A boy named Nachiketa stood at the gate of the House of Death, and he had
been waiting three whole days.
It had happened strangely. His father, in a fit of temper, had once said,
"I give you to Death!" — and Nachiketa, who took truth very seriously, had
set off to keep his father's word. He had walked to the realm of Yama, the
lord of death, and arrived to find Yama away. So the boy simply sat down at
the gate and waited, without food or water, for three days and three nights.
When Yama returned and saw the young guest who had waited so long, he was
troubled. "To make a guest wait three days is a great wrong," he said. "I
will grant you three wishes, one for each day, to set it right."
For his first wish, Nachiketa asked that his father not be angry with him
anymore. Granted. For his second, he asked to learn a sacred fire ritual.
Granted, and gladly.
Then came the third wish, and the boy's voice was steady. "When a person
dies, some say they still are, and some say they are nothing at all. Teach
me the truth. What lies beyond death? I want to know the Self that does not
die."
Yama's eyes widened. This was the deepest secret of all, and he did not want
to give it away so easily. "Ask for something else," he urged. "Ask for
gold, for cattle, for elephants and horses. Ask to be a king. Ask to live a
very, very long life. Ask for the loveliest music and the fairest companions.

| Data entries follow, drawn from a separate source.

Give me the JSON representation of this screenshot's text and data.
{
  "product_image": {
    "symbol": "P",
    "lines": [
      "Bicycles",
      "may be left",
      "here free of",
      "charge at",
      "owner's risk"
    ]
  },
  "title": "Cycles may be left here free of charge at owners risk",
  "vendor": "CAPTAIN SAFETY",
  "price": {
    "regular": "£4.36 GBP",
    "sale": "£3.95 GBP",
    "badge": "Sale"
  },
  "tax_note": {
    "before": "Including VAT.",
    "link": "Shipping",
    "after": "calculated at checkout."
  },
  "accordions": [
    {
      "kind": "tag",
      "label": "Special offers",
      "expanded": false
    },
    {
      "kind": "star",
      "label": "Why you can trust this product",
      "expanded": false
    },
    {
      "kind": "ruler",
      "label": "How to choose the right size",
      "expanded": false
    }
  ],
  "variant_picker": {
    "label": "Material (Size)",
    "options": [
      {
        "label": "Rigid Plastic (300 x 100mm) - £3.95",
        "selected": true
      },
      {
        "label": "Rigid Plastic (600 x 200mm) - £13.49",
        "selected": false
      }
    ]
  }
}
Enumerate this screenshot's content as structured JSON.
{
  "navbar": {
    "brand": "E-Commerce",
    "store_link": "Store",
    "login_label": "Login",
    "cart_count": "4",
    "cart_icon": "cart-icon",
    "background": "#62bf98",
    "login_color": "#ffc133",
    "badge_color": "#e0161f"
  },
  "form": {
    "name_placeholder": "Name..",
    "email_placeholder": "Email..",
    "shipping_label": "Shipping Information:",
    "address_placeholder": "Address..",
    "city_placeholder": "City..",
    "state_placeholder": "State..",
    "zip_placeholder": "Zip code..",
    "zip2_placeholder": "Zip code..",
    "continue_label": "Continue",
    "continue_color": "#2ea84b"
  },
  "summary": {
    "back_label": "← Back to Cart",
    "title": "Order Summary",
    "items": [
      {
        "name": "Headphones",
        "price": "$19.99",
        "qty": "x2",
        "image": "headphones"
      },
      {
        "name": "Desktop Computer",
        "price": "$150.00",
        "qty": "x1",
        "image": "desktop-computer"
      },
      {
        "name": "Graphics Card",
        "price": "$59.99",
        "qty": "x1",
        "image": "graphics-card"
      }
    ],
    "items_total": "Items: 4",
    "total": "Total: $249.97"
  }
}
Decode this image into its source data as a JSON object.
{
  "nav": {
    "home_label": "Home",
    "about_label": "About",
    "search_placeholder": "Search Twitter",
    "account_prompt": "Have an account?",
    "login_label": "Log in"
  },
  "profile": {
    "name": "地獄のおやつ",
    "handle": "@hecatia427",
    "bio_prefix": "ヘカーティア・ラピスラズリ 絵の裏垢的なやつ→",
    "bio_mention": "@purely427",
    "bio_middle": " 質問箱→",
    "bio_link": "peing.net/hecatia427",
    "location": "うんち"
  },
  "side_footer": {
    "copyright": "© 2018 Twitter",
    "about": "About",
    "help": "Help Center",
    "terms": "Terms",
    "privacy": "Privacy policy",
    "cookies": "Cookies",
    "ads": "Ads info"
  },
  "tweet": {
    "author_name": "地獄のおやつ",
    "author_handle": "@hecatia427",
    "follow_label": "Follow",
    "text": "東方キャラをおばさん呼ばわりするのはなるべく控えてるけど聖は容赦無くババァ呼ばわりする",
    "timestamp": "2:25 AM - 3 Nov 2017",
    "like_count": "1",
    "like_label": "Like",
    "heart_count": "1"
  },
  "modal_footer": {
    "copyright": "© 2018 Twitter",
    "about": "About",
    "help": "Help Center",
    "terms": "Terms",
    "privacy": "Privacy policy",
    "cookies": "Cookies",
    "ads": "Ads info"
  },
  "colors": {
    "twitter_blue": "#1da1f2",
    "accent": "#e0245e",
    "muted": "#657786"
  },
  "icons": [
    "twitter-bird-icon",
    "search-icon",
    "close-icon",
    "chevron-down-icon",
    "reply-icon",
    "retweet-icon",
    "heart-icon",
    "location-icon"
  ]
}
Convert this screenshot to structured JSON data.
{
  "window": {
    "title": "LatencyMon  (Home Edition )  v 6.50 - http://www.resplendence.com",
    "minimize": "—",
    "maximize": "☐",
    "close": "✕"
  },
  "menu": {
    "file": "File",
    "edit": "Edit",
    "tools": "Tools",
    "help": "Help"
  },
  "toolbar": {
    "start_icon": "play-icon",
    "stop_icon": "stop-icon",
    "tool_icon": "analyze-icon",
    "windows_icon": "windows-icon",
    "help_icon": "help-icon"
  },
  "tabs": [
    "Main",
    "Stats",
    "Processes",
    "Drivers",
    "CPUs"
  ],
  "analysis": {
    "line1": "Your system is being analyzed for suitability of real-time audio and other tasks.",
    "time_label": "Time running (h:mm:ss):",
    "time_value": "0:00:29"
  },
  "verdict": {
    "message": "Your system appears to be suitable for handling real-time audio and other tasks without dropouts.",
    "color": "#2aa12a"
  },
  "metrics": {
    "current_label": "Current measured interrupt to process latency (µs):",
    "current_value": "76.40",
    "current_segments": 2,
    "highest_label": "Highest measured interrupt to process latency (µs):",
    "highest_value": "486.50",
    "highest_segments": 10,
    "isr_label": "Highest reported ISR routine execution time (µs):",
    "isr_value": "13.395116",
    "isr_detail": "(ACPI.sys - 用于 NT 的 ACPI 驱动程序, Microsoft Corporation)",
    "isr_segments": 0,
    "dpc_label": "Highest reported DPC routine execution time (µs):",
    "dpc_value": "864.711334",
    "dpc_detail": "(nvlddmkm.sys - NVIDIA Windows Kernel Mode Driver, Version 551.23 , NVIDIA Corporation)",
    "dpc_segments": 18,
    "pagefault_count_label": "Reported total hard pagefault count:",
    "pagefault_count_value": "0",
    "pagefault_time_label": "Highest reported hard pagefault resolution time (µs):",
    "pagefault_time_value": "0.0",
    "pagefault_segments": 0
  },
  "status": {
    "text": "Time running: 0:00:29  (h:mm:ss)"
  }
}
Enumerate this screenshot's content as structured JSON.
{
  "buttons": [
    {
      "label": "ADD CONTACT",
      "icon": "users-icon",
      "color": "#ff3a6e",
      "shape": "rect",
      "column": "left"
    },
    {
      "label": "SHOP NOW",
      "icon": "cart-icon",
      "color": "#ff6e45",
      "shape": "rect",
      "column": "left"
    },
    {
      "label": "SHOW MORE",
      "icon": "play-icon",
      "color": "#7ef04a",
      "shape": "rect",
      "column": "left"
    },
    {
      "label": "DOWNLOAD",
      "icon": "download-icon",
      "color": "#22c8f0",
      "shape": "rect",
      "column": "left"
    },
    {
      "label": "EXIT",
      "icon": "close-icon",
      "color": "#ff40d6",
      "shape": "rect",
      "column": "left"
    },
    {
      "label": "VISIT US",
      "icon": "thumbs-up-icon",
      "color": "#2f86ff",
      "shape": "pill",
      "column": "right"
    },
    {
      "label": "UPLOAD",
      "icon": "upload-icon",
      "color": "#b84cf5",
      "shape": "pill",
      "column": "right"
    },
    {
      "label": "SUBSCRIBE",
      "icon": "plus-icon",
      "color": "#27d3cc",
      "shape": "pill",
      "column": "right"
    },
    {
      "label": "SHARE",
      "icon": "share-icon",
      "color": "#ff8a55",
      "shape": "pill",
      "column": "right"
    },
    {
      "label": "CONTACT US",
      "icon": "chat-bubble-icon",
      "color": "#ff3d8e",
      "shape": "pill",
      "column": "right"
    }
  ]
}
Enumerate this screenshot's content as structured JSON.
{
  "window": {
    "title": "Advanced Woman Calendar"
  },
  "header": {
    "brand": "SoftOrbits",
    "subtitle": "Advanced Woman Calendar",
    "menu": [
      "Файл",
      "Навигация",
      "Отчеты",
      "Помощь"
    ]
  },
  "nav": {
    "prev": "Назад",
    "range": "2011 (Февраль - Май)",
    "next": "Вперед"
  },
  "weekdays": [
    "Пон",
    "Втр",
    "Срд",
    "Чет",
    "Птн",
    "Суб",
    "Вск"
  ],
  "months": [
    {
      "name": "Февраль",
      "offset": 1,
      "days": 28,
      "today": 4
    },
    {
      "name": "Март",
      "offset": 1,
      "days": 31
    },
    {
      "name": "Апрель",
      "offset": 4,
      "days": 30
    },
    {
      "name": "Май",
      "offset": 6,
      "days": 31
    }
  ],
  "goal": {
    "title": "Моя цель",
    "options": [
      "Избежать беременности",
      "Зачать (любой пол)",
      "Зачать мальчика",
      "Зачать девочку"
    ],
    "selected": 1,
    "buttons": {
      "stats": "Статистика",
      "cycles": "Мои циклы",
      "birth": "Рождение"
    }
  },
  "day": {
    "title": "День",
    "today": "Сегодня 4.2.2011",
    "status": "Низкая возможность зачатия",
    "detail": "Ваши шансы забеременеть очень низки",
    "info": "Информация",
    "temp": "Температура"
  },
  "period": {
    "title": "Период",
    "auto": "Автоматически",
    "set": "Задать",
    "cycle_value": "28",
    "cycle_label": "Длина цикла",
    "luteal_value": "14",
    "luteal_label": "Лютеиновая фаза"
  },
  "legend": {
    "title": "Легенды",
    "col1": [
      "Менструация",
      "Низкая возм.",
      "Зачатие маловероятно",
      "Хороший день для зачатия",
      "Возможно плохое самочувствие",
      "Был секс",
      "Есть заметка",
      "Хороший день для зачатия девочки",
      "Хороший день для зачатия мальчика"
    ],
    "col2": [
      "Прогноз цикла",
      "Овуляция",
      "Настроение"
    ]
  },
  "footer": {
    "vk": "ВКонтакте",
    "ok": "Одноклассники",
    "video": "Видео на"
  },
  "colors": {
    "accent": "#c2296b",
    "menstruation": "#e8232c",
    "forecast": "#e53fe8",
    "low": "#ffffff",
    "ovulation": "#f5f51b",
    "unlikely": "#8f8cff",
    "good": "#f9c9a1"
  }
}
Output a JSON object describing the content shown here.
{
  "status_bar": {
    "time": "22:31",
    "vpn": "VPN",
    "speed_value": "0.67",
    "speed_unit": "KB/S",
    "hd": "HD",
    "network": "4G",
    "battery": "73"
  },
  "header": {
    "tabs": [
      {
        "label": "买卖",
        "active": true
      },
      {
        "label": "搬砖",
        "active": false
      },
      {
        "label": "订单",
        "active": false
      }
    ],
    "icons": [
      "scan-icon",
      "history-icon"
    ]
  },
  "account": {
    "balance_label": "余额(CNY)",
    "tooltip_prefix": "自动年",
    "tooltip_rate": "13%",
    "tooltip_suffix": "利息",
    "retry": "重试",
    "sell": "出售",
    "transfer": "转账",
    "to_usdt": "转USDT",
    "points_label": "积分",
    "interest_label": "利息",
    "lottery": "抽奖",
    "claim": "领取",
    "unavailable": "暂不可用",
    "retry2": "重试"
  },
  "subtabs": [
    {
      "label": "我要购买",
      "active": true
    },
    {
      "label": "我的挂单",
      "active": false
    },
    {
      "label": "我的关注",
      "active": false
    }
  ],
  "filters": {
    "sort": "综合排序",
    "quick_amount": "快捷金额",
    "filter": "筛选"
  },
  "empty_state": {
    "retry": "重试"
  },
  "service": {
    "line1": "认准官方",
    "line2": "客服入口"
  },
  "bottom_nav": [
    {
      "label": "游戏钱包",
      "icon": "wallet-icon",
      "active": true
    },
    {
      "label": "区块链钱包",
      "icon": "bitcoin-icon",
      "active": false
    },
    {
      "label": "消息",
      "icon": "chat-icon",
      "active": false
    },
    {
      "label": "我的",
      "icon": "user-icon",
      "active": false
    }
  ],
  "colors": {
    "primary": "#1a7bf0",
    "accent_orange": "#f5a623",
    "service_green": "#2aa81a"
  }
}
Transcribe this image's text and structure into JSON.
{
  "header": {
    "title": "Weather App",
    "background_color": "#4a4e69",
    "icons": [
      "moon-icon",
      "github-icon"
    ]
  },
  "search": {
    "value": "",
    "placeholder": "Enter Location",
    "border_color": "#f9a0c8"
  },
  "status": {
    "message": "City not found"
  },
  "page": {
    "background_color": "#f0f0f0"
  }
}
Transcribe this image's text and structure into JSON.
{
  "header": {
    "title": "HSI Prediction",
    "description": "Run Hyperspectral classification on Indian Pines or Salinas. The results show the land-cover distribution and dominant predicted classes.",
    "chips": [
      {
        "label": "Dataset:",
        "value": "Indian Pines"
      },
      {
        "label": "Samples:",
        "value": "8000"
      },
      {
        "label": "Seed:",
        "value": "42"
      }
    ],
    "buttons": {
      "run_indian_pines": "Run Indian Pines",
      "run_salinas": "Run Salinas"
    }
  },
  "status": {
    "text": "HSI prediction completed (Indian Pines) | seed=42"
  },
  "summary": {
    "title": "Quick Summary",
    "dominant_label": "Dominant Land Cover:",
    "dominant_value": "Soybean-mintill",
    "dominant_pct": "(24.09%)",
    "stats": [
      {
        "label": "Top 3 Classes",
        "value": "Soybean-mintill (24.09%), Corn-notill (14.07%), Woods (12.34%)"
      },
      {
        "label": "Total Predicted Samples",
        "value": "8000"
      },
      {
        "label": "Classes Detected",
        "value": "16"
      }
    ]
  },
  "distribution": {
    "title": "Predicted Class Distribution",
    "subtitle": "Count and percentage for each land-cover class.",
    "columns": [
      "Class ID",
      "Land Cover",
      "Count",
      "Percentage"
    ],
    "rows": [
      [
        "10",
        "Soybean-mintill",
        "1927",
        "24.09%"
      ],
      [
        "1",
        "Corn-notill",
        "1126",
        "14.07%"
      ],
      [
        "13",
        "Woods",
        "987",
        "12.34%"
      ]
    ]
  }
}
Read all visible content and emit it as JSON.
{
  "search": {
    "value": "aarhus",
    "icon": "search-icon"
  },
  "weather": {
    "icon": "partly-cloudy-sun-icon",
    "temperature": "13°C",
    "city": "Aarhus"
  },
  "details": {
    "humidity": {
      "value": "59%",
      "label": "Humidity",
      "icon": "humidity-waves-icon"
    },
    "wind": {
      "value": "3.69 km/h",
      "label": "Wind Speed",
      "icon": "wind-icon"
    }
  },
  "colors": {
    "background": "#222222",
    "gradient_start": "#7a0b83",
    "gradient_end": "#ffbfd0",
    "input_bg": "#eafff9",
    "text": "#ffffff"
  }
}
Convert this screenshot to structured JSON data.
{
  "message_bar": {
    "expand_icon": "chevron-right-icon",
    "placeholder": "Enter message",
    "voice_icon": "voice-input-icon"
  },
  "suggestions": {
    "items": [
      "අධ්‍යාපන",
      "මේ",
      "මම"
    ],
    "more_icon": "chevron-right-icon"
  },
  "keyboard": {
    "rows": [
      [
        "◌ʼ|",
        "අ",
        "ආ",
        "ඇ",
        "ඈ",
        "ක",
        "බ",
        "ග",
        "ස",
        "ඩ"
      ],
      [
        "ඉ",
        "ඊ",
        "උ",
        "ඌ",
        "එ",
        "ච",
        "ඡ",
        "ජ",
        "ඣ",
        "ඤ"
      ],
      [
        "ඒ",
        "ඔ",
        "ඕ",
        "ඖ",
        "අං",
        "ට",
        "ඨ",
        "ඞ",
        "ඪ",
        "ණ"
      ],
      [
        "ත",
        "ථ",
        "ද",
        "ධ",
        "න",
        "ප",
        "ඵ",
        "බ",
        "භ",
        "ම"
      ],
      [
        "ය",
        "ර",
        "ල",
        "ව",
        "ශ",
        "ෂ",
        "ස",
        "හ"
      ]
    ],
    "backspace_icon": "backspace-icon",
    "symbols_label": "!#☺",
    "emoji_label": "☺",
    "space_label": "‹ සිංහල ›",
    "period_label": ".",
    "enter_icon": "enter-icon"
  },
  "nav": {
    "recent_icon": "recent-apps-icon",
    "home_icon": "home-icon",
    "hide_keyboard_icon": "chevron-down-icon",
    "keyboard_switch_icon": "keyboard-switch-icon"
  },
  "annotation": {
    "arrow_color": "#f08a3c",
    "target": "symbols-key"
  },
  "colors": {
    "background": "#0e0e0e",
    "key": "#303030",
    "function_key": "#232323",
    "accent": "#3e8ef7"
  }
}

I will grant any of it. Only release me from this third question."
Nachiketa shook his head. "All those things wear out. The pleasures fade, the
years end, even the longest life runs down like a lamp running out of oil.
What good is more of what must vanish? I came to learn the one thing that does
not grow old and does not die. That is the only wish I want."
Yama looked at the boy for a long moment — and then he smiled, the way a
teacher smiles when he has finally found a student worthy of the highest
lesson.
"Because you turned away from all that passes," he said, "and longed only for
the deathless — you are ready. Listen now, and I will teach you the Self
beyond old age and death."
And so, taking refuge in the truth and striving for what does not perish,
Nachiketa came to know what almost no one knows.